Toplum Çalışmaları Enstitüsü'nden alarm veren analiz: Küresel gelir uçurumunda makas açılıyor

Toplum Çalışmaları Enstitüsü'nden alarm veren analiz: Küresel gelir uçurumunda makas açılıyor

(ANKARA) - Toplum Çalışmaları Enstitüsü Yönetim Kurulu Üyesi ve Analisti Yağmur Uzunırmak, "Büyük Ayrışma" (The Great Divergence) kavramı üzerinden küresel gelir eşitsizliğinin günümüzdeki boyutlarını ele alarak Türkiye'nin bu konudaki konumunu değerlendirdi. Küresel gelir uçurumundaki makasın gittikçe açıldığını belirten Uzunırmak, "İstikrarlı ve yüksek büyüme sağlanamadığı sürece Türkiye’nin üst gelir grubuna mensup toplumlarla arasındaki ekonomik fark açılarak devam edecektir" ifadelerini kullandı.

Toplum Çalışmaları Enstitüsü Yönetim Kurulu Üyesi Yağmur Uzunırmak, "Büyük Ayrışma" (The Great Divergence) kavramını analiz etti. Analizine göre, zengin ve fakir arasındaki uçurum büyüyor. Batı Avrupa ve dünyanın geri kalanı arasındaki ekonomik farklılaşmayı tanımlamak için kullanılan "Büyük Ayrışma" kavramının günümüzde "gelişmiş ekonomiler" ve "diğerleri" arasındaki gelir uçurumunu ifade ettiğini belirten Uzunırmak, analizinde İkinci Dünya Savaşı sonrası hızlanan küreselleşme sürecinin bu ayrışmayı nasıl etkilediği sorusuna odaklandı.

Uzunırmak'ın analizine göre, 1960 yılında 450 Amerikan doları olan küresel kişi başına düşen Gayri Safi Yurtiçi Hasıla (GSYİH) 2023 yılında 13 bin 138 Amerikan dolarına yükselse de bu artış küresel ölçekte eşit bir refah artışına dönüşemedi. Ülkeleri gelir düzeylerine göre gruplandıran Uzunırmak, küresel GSYİH ortalamasındaki artışın büyük oranda üst gelir grubuna mensup ülkelerdeki gelir artışından kaynaklandığını belirterek, "Dünya GSYİH’sındaki ortalama artışın çok büyük bir kısmı, üst gelir grubundaki ülkelerin gelir artışından kaynaklanıyor. Bu durum küresel refah artışının adil bir şekilde dağılmadığını açıkça gösteriyor" diye konuştu.
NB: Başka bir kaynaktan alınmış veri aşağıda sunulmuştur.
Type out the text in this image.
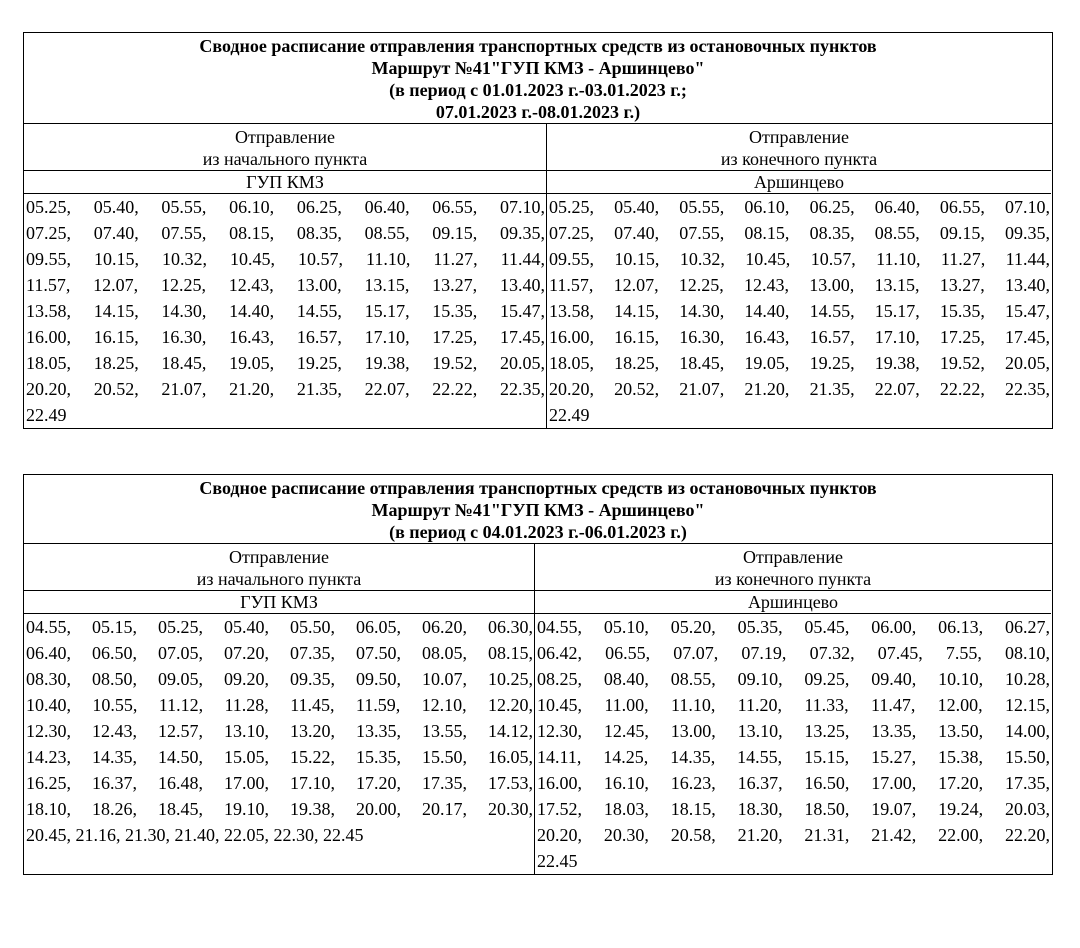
Сводное расписание отправления транспортных средств из остановочных пунктов
Маршрут №41"ГУП КМЗ - Аршинцево"
(в период с 01.01.2023 г.-03.01.2023 г.;
07.01.2023 г.-08.01.2023 г.)
Отправление
из начального пункта
Отправление
из конечного пункта
ГУП КМЗ	Аршинцево
05.25, 05.40, 05.55, 06.10, 06.25, 06.40, 06.55, 07.10,
07.25, 07.40, 07.55, 08.15, 08.35, 08.55, 09.15, 09.35,
09.55, 10.15, 10.32, 10.45, 10.57, 11.10, 11.27, 11.44,
11.57, 12.07, 12.25, 12.43, 13.00, 13.15, 13.27, 13.40,
13.58, 14.15, 14.30, 14.40, 14.55, 15.17, 15.35, 15.47,
16.00, 16.15, 16.30, 16.43, 16.57, 17.10, 17.25, 17.45,
18.05, 18.25, 18.45, 19.05, 19.25, 19.38, 19.52, 20.05,
20.20, 20.52, 21.07, 21.20, 21.35, 22.07, 22.22, 22.35,
22.49
05.25, 05.40, 05.55, 06.10, 06.25, 06.40, 06.55, 07.10,
07.25, 07.40, 07.55, 08.15, 08.35, 08.55, 09.15, 09.35,
09.55, 10.15, 10.32, 10.45, 10.57, 11.10, 11.27, 11.44,
11.57, 12.07, 12.25, 12.43, 13.00, 13.15, 13.27, 13.40,
13.58, 14.15, 14.30, 14.40, 14.55, 15.17, 15.35, 15.47,
16.00, 16.15, 16.30, 16.43, 16.57, 17.10, 17.25, 17.45,
18.05, 18.25, 18.45, 19.05, 19.25, 19.38, 19.52, 20.05,
20.20, 20.52, 21.07, 21.20, 21.35, 22.07, 22.22, 22.35,
22.49
Сводное расписание отправления транспортных средств из остановочных пунктов
Маршрут №41"ГУП КМЗ - Аршинцево"
(в период с 04.01.2023 г.-06.01.2023 г.)
Отправление
из начального пункта
Отправление
из конечного пункта
ГУП КМЗ	Аршинцево
04.55, 05.15, 05.25, 05.40, 05.50, 06.05, 06.20, 06.30,
06.40, 06.50, 07.05, 07.20, 07.35, 07.50, 08.05, 08.15,
08.30, 08.50, 09.05, 09.20, 09.35, 09.50, 10.07, 10.25,
10.40, 10.55, 11.12, 11.28, 11.45, 11.59, 12.10, 12.20,
12.30, 12.43, 12.57, 13.10, 13.20, 13.35, 13.55, 14.12,
14.23, 14.35, 14.50, 15.05, 15.22, 15.35, 15.50, 16.05,
16.25, 16.37, 16.48, 17.00, 17.10, 17.20, 17.35, 17.53,
18.10, 18.26, 18.45, 19.10, 19.38, 20.00, 20.17, 20.30,
20.45, 21.16, 21.30, 21.40, 22.05, 22.30, 22.45
04.55, 05.10, 05.20, 05.35, 05.45, 06.00, 06.13, 06.27,
06.42, 06.55, 07.07, 07.19, 07.32, 07.45, 7.55, 08.10,
08.25, 08.40, 08.55, 09.10, 09.25, 09.40, 10.10, 10.28,
10.45, 11.00, 11.10, 11.20, 11.33, 11.47, 12.00, 12.15,
12.30, 12.45, 13.00, 13.10, 13.25, 13.35, 13.50, 14.00,
14.11, 14.25, 14.35, 14.55, 15.15, 15.27, 15.38, 15.50,
16.00, 16.10, 16.23, 16.37, 16.50, 17.00, 17.20, 17.35,
17.52, 18.03, 18.15, 18.30, 18.50, 19.07, 19.24, 20.03,
20.20, 20.30, 20.58, 21.20, 21.31, 21.42, 22.00, 22.20,
22.45
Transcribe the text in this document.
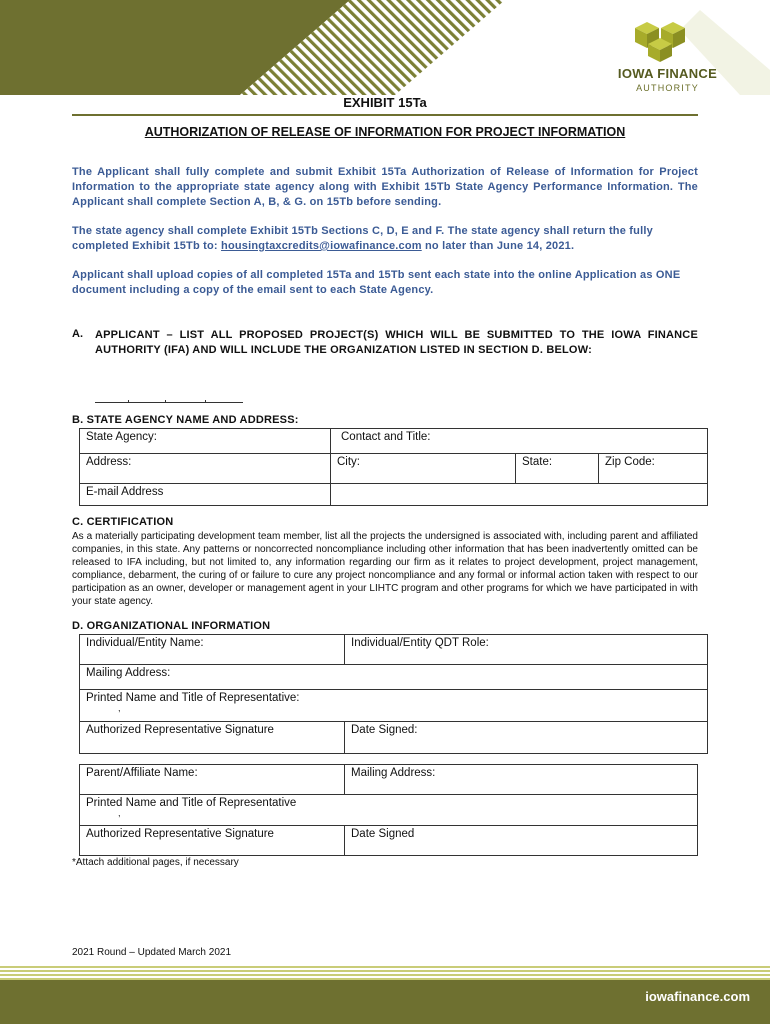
IOWA FINANCE
AUTHORITY
EXHIBIT 15Ta
AUTHORIZATION OF RELEASE OF INFORMATION FOR PROJECT INFORMATION
The Applicant shall fully complete and submit Exhibit 15Ta Authorization of Release of Information for Project Information to the appropriate state agency along with Exhibit 15Tb State Agency Performance Information. The Applicant shall complete Section A, B, & G. on 15Tb before sending.
The state agency shall complete Exhibit 15Tb Sections C, D, E and F. The state agency shall return the fully completed Exhibit 15Tb to: housingtaxcredits@iowafinance.com no later than June 14, 2021.
Applicant shall upload copies of all completed 15Ta and 15Tb sent each state into the online Application as ONE document including a copy of the email sent to each State Agency.
A. APPLICANT – LIST ALL PROPOSED PROJECT(S) WHICH WILL BE SUBMITTED TO THE IOWA FINANCE AUTHORITY (IFA) AND WILL INCLUDE THE ORGANIZATION LISTED IN SECTION D. BELOW:
B. STATE AGENCY NAME AND ADDRESS:
State Agency:	Contact and Title:		
Address:	City:	State:	Zip Code:
E-mail Address			
C. CERTIFICATION
As a materially participating development team member, list all the projects the undersigned is associated with, including parent and affiliated companies, in this state. Any patterns or noncorrected noncompliance including other information that has been inadvertently omitted can be released to IFA including, but not limited to, any information regarding our firm as it relates to project development, project management, compliance, debarment, the curing of or failure to cure any project noncompliance and any formal or informal action taken with respect to our participation as an owner, developer or management agent in your LIHTC program and other programs for which we have participated in with your state agency.
D. ORGANIZATIONAL INFORMATION
Individual/Entity Name:	Individual/Entity QDT Role:
Mailing Address:	

Printed Name and Title of Representative:
,	

Authorized Representative Signature	Date Signed:
Parent/Affiliate Name:	Mailing Address:

Printed Name and Title of Representative
,	

Authorized Representative Signature	Date Signed
*Attach additional pages, if necessary
2021 Round – Updated March 2021
iowafinance.com
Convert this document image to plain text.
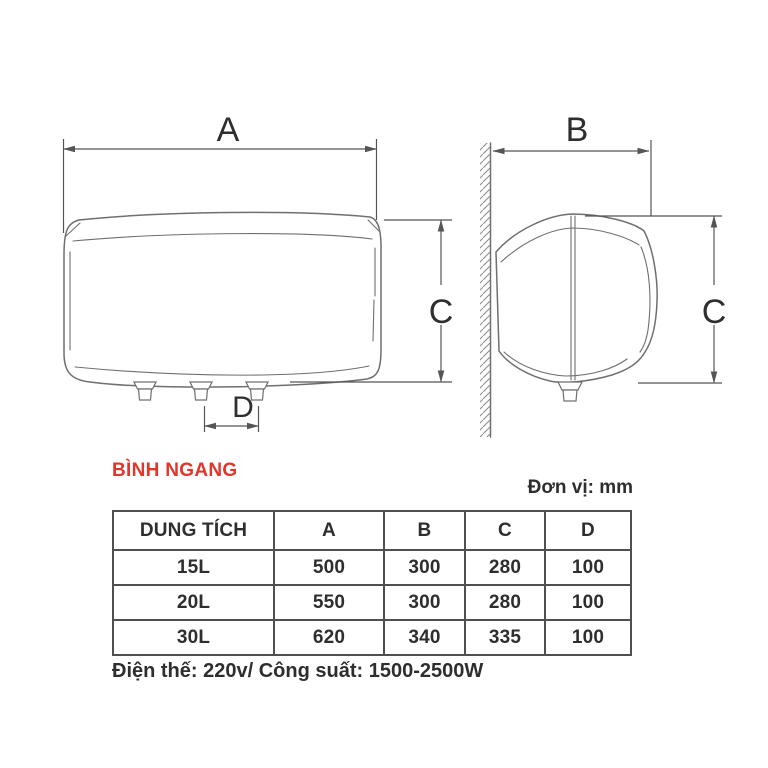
A
C
D
B
C
BÌNH NGANG
Đơn vị: mm
DUNG TÍCH	A	B	C	D
15L	500	300	280	100
20L	550	300	280	100
30L	620	340	335	100
Điện thế: 220v/ Công suất: 1500-2500W
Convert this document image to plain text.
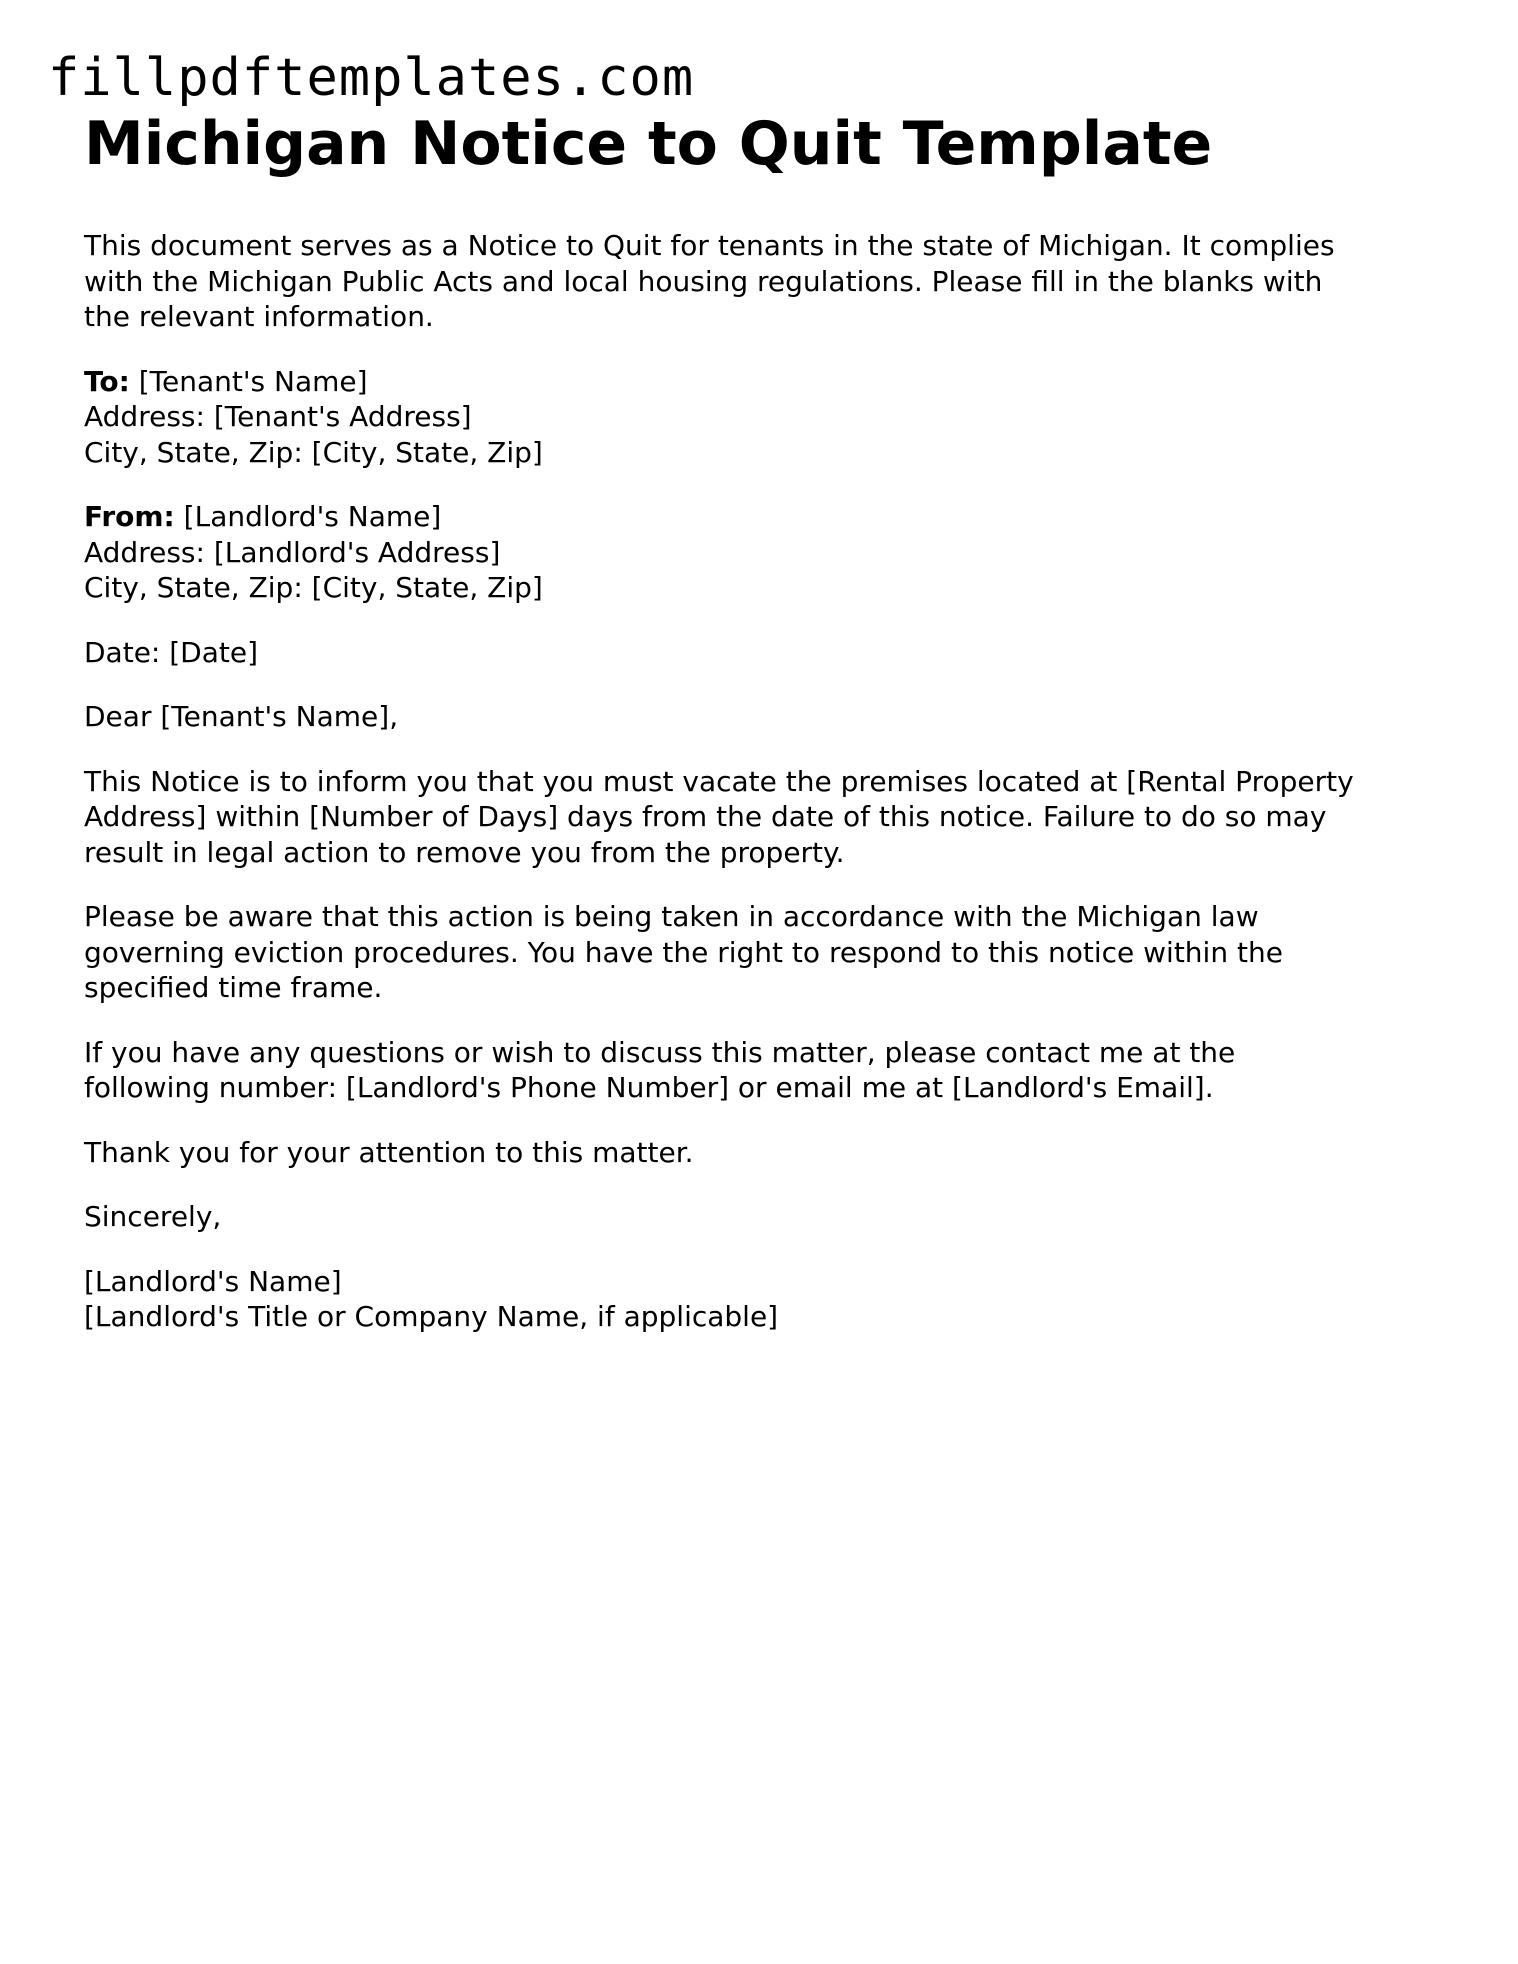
fillpdftemplates.com
Michigan Notice to Quit Template

This document serves as a Notice to Quit for tenants in the state of Michigan. It complies
with the Michigan Public Acts and local housing regulations. Please fill in the blanks with
the relevant information.

To: [Tenant's Name]
Address: [Tenant's Address]
City, State, Zip: [City, State, Zip]

From: [Landlord's Name]
Address: [Landlord's Address]
City, State, Zip: [City, State, Zip]

Date: [Date]

Dear [Tenant's Name],

This Notice is to inform you that you must vacate the premises located at [Rental Property
Address] within [Number of Days] days from the date of this notice. Failure to do so may
result in legal action to remove you from the property.

Please be aware that this action is being taken in accordance with the Michigan law
governing eviction procedures. You have the right to respond to this notice within the
specified time frame.

If you have any questions or wish to discuss this matter, please contact me at the
following number: [Landlord's Phone Number] or email me at [Landlord's Email].

Thank you for your attention to this matter.

Sincerely,

[Landlord's Name]
[Landlord's Title or Company Name, if applicable]
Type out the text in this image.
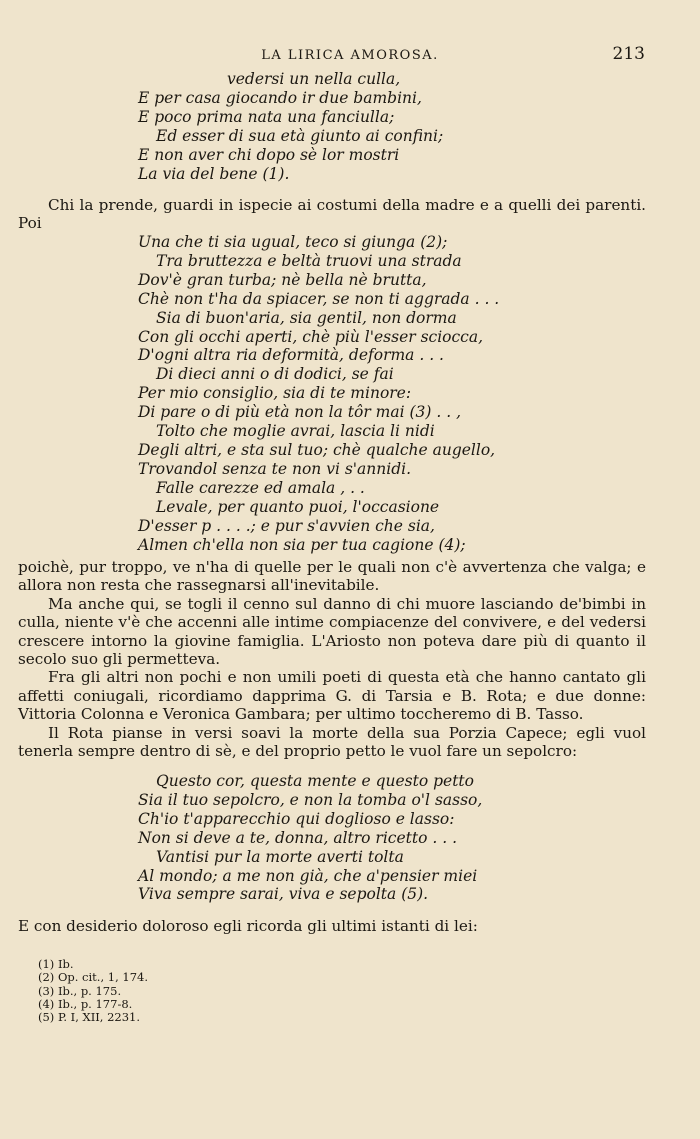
LA LIRICA AMOROSA.	213
vedersi un nella culla,
E per casa giocando ir due bambini,
E poco prima nata una fanciulla;
Ed esser di sua età giunto ai confini;
E non aver chi dopo sè lor mostri
La via del bene (1).

Chi la prende, guardi in ispecie ai costumi della madre e a quelli dei parenti. Poi

Una che ti sia ugual, teco si giunga (2);
Tra bruttezza e beltà truovi una strada
Dov'è gran turba; nè bella nè brutta,
Chè non t'ha da spiacer, se non ti aggrada . . .
Sia di buon'aria, sia gentil, non dorma
Con gli occhi aperti, chè più l'esser sciocca,
D'ogni altra ria deformità, deforma . . .
Di dieci anni o di dodici, se fai
Per mio consiglio, sia di te minore:
Di pare o di più età non la tôr mai (3) . . ,
Tolto che moglie avrai, lascia li nidi
Degli altri, e sta sul tuo; chè qualche augello,
Trovandol senza te non vi s'annidi.
Falle carezze ed amala , . .
Levale, per quanto puoi, l'occasione
D'esser p . . . .; e pur s'avvien che sia,
Almen ch'ella non sia per tua cagione (4);

poichè, pur troppo, ve n'ha di quelle per le quali non c'è avvertenza che valga; e allora non resta che rassegnarsi all'inevitabile.

Ma anche qui, se togli il cenno sul danno di chi muore lasciando de'bimbi in culla, niente v'è che accenni alle intime compiacenze del convivere, e del vedersi crescere intorno la giovine famiglia. L'Ariosto non poteva dare più di quanto il secolo suo gli permetteva.

Fra gli altri non pochi e non umili poeti di questa età che hanno cantato gli affetti coniugali, ricordiamo dapprima G. di Tarsia e B. Rota; e due donne: Vittoria Colonna e Veronica Gambara; per ultimo toccheremo di B. Tasso.

Il Rota pianse in versi soavi la morte della sua Porzia Capece; egli vuol tenerla sempre dentro di sè, e del proprio petto le vuol fare un sepolcro:

Questo cor, questa mente e questo petto
Sia il tuo sepolcro, e non la tomba o'l sasso,
Ch'io t'apparecchio qui doglioso e lasso:
Non si deve a te, donna, altro ricetto . . .
Vantisi pur la morte averti tolta
Al mondo; a me non già, che a'pensier miei
Viva sempre sarai, viva e sepolta (5).

E con desiderio doloroso egli ricorda gli ultimi istanti di lei:

(1) Ib.
(2) Op. cit., 1, 174.
(3) Ib., p. 175.
(4) Ib., p. 177-8.
(5) P. I, XII, 2231.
"Büyüme stratejilerinin benimsemesi ve kurumsal yapıların güçlendirmesi de bu süreçte büyük önem taşıyor"

"Dünya ortalamasının üzerinde bir büyüme performansı göstermesine rağmen Türkiye'nin üst gelir grubundaki ülkelerle arasındaki farkı kapatmak için daha yüksek ve istikrarlı büyüme oranlarına ihtiyacı var" ifadelerini kullanan Toplum Çalışmaları Enstitüsü araştırmacısı Yağmur Uzunırmak, genel bir okuma yapıldığına gelişmiş ekonomilerin istikrarlı büyümelerini sürdürdüğünü ancak üst gelir grubundaki ülkelerle diğerleri arasındaki makasın da açılmaya devam ettiğini vurguladı. Türkiye'nin bu olumsuz tablodan etkilenmemesi için çözüm önerilerini sıralayan Uzunırmak, "İstikrarlı ve yüksek büyüme sağlanamadığı sürece Türkiye’nin üst gelir grubuna mensup toplumlarla arasındaki ekonomik fark açılarak devam edecektir" dedi. Uzunırmak aynı zamanda Türkiye’nin teknolojiye, eğitime, Ar-Ge’ye ve inovasyona daha fazla yatırım yapması, rekabet gücünü artırması ve katma değerli üretim modeline geçmesi gerektiği belirterek "Toplumsal eşitsizlikleri azaltacak şekilde kapsayıcı büyüme stratejilerinin benimsemesi ve kurumsal yapıların güçlendirmesi de bu süreçte büyük önem taşıyor" dedi.

"Küresel eşitsizliğin azaltılması için etkin politikalar gerekiyor"

Uzunırmak'ın analizinde yer alan gelecek projeksiyonları, küresel gelir eşitsizliğinin gelecek dönemde de devam edeceğini gösteriyor. Harvard Growth Lab'in 2031 yılına kadar olan tahminlerini de değerlendiren Yağmur Uzunırmak, gelişmiş ekonomilerin daha adil bir küresel ekonomik düzen için sorumluluk alması gerektiğini vurguladı. Gelişmekte olan ülkelerin de kendi iç politikalarında yapısal reformlara giderek eğitim, teknoloji ve inovasyona yatırım yapmaları, rekabet güçlerini artırmaları ve sürdürülebilir büyüme modelleri geliştirmeleri gerektiğinin altını çizen Uzunırmak, "Küresel eşitsizliğin azaltılması için hem uluslararası düzeyde iş birliği hem de ulusal düzeyde etkin politikalar gerekiyor. Aksi takdirde gelir uçurumu derinleşmeye devam edecek ve bu durum küresel istikrarı tehdit edecektir" dedi.